The state has set aside money for trauma facilities in one of the more comprehensive initiatives in the country. In 2003, it passed the Driver Responsibility Program law that tacked on a surcharge to traffic offenses. More serious violations, such as a DWI, carry more punitive charges. A chunk of these fines goes into a pot to pay out to trauma centers.

The idea had some logic. A large number of emergency room visits are a result of drunken driving accidents. The program was meant to penalize the perpetrators who were stressing the trauma care system. But the bill hasn’t worked. Some of the money has been difficult to collect because people aren’t paying their fines. And with the massive budget deficit the state is currently running, some of that money has been spent elsewhere.

Senator Florence Shapiro of Plano recognizes the need to keep trauma a priority, but she doesn’t expect cash to flow to it anytime soon. “Everybody knows we are in very difficult times,” she says. “I am not sure trauma centers are going to be at the top of the list for more funding or more ways of funding. I think we are going to have to do more with less.”

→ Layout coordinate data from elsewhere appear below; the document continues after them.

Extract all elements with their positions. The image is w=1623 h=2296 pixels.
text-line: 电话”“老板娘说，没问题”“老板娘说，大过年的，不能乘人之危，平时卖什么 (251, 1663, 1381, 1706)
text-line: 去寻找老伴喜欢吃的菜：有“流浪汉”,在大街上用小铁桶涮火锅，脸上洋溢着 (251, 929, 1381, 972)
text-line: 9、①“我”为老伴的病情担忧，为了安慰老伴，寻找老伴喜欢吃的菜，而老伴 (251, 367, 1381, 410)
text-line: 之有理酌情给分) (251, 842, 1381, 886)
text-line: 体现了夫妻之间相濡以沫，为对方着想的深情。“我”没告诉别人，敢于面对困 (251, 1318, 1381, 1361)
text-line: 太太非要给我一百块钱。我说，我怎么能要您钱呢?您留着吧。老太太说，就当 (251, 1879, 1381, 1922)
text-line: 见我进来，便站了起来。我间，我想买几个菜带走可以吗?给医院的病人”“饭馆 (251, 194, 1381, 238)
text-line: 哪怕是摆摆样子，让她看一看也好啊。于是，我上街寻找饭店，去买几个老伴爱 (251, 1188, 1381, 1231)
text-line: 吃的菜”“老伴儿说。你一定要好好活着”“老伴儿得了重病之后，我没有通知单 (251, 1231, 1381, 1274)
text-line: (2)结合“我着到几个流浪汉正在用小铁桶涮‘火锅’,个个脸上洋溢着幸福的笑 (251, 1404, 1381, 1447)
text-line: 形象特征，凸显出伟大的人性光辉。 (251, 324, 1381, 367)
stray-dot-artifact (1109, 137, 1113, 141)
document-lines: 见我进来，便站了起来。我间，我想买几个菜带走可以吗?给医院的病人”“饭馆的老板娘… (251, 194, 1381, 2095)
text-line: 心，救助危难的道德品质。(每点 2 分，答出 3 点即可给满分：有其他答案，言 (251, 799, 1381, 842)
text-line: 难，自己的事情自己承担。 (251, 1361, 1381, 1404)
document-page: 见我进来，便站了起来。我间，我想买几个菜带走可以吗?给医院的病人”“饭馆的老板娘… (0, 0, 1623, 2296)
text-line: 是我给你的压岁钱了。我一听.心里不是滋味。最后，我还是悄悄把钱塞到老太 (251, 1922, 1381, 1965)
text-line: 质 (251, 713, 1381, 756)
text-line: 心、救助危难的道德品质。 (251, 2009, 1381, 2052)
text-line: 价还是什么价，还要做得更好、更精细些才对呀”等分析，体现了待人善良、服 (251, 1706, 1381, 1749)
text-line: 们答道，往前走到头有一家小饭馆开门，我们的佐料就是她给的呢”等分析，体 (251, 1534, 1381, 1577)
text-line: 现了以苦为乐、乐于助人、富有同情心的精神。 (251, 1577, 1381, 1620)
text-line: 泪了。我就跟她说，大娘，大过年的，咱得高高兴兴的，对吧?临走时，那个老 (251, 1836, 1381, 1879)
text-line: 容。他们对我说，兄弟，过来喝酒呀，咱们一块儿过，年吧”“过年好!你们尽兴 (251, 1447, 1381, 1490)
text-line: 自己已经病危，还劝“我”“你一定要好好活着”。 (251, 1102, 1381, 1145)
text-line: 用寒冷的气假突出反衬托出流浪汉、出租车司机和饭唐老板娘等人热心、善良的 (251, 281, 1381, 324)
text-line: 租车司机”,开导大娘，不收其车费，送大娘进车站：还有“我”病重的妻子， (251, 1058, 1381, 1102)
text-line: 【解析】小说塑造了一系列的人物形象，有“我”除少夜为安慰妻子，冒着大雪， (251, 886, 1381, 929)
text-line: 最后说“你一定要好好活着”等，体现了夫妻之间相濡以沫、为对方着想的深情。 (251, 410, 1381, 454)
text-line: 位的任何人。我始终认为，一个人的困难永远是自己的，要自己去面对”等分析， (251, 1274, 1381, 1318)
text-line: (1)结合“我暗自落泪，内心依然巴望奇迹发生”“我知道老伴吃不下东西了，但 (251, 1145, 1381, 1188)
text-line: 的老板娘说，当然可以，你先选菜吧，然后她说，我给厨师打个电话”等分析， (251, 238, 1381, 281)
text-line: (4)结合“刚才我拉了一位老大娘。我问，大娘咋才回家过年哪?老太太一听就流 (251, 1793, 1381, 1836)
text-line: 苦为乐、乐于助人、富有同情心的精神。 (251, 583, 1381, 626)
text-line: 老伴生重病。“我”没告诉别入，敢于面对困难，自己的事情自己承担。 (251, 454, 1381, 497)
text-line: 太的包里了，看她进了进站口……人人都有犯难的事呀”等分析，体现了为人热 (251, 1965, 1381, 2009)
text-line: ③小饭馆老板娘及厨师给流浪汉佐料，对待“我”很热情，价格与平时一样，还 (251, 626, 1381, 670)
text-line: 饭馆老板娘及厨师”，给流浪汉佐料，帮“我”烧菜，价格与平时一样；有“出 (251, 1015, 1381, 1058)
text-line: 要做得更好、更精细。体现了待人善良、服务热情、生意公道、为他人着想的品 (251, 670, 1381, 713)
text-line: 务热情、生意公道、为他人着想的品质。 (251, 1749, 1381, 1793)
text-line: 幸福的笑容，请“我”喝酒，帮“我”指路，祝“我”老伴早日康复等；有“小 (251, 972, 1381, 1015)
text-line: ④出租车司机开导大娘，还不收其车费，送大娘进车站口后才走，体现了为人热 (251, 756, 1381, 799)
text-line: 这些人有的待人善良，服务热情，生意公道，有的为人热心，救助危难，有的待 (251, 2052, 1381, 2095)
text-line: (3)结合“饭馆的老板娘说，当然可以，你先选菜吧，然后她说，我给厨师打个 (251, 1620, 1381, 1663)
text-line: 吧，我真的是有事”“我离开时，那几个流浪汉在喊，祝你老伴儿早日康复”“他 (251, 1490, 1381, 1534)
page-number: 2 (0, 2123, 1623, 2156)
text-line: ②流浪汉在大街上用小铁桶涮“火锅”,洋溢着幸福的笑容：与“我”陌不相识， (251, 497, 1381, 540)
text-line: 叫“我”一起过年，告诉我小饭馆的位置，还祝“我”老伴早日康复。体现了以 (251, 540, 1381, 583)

Hospital emergency rooms have received about $300 million since 2004 from various sources, according to Shapiro. But trauma care advocates say that the state is holding onto money that was meant for hospitals. Dinah Welsh is chief executive officer of Texas EMS Trauma & Acute Care Foundation, a nonprofit group seeking to raise awareness of trauma in Texas. She says that by August 2011, the state will have a $300 million IOU to trauma care from the Driver Responsibility Program account.

“There are dollars out there, but they are sitting in a big state pot in the sky,” Welsh says. “I guess I was pretty naïve to think that when we formed this account in the state treasury that those dollars would go to trauma.”

Shapiro says that after 9/11 the state worked hard with the Regional Advisory Council in Dallas, as well as the 21 other Regional Advisory Councils throughout the state, to be sure the proper procedures are in place when masses in Texas are hit. But others think more can be done.

“No one is saying that if there is an event we need to be sure Texas is shining,” Parkland’s Klein says. “We want to be ready.”